Here are a handful more to use in your quest for financial statement perfection:

  1. Number the pages.  It saves the fumbling around as the witness and the court are trying to orient themselves to your questioning.  And use the page numbers in questioning the witness:  “Ms. Smith, look with me at page 3, line 6.”  That’s a lot clearer and easier for a witness to follow than asking “Now you say you spend $200 a month on clothes for yourself; how did you come up with that?” 
  2. Add or delete categories to meet your needs.  Your client spends $65 a month buying yarn and other materials to feed her knitting habit.  Why not replace an unused catergory like “Transportation (other than automobile)” with “Hobby Expenses.”  It would be a whole lot clearer than lumping it in with household expenses or something else, and will make it easier for your nervous client to understand while testifying.
  3. Don’t list a deduction as “mandatory” when it is not.  Deductions required by law, such as taxes and social security are excluded from adjusted gross income for calculation of child support.  Voluntary contributions, such as 401(k) deductions, health insurance premiums, and the like are not excluded from income.  When you list voluntary deductions as “mandatory,” you are at worst planting false information in the record, and at best confusing the record.  Your client does not know the distinction.  This is part of practicing law: advising your client how to properly fill out his or her 8.05.

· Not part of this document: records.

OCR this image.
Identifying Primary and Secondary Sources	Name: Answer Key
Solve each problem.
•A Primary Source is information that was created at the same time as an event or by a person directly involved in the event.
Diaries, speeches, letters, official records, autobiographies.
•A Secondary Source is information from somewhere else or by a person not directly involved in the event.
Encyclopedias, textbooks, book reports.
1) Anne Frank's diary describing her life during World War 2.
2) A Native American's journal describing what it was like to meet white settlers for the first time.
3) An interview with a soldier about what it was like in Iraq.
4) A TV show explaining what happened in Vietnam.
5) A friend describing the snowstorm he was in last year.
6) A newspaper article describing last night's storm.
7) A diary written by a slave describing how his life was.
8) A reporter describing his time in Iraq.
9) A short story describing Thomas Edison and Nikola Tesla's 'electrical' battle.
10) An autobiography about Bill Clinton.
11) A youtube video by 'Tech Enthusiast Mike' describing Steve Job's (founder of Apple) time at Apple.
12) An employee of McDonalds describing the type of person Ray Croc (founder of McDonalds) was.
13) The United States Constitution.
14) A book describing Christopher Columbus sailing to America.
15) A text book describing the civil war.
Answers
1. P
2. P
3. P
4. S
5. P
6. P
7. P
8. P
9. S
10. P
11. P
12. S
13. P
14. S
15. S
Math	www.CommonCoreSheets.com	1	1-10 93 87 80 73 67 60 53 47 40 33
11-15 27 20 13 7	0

  4. Attach a current pay stub.  Pay stubs are a marvelous source of information.  Quite often clients (and attorneys, I am sad to report) miscalculate income.  A current pay stub, preferably with year-to-date (YTD) info is a great tool to check the income figures.  Pay stubs also show the true amounts of overtime, bonuses, deductions for insurance and other items, andd retirement contributions. 
  5. Tailor your 8.05 to the case you are trying.  In a divorce case, you can have one column of figures showing your client’s current expenses, one showing the household expenses before the separation (to show standard of living), and a third column showing her anticipated expenses following the divorce.  In a modification case, add a column on both the income and expense side showing what your client’s income and expenses were at the time of the judgment you are seeking to modify. 

Of all the documents you admit into evidence at trial, the 8.05 is the one that the judge will study the closest and spend the most time poring over.  Make it a workhorse for your case.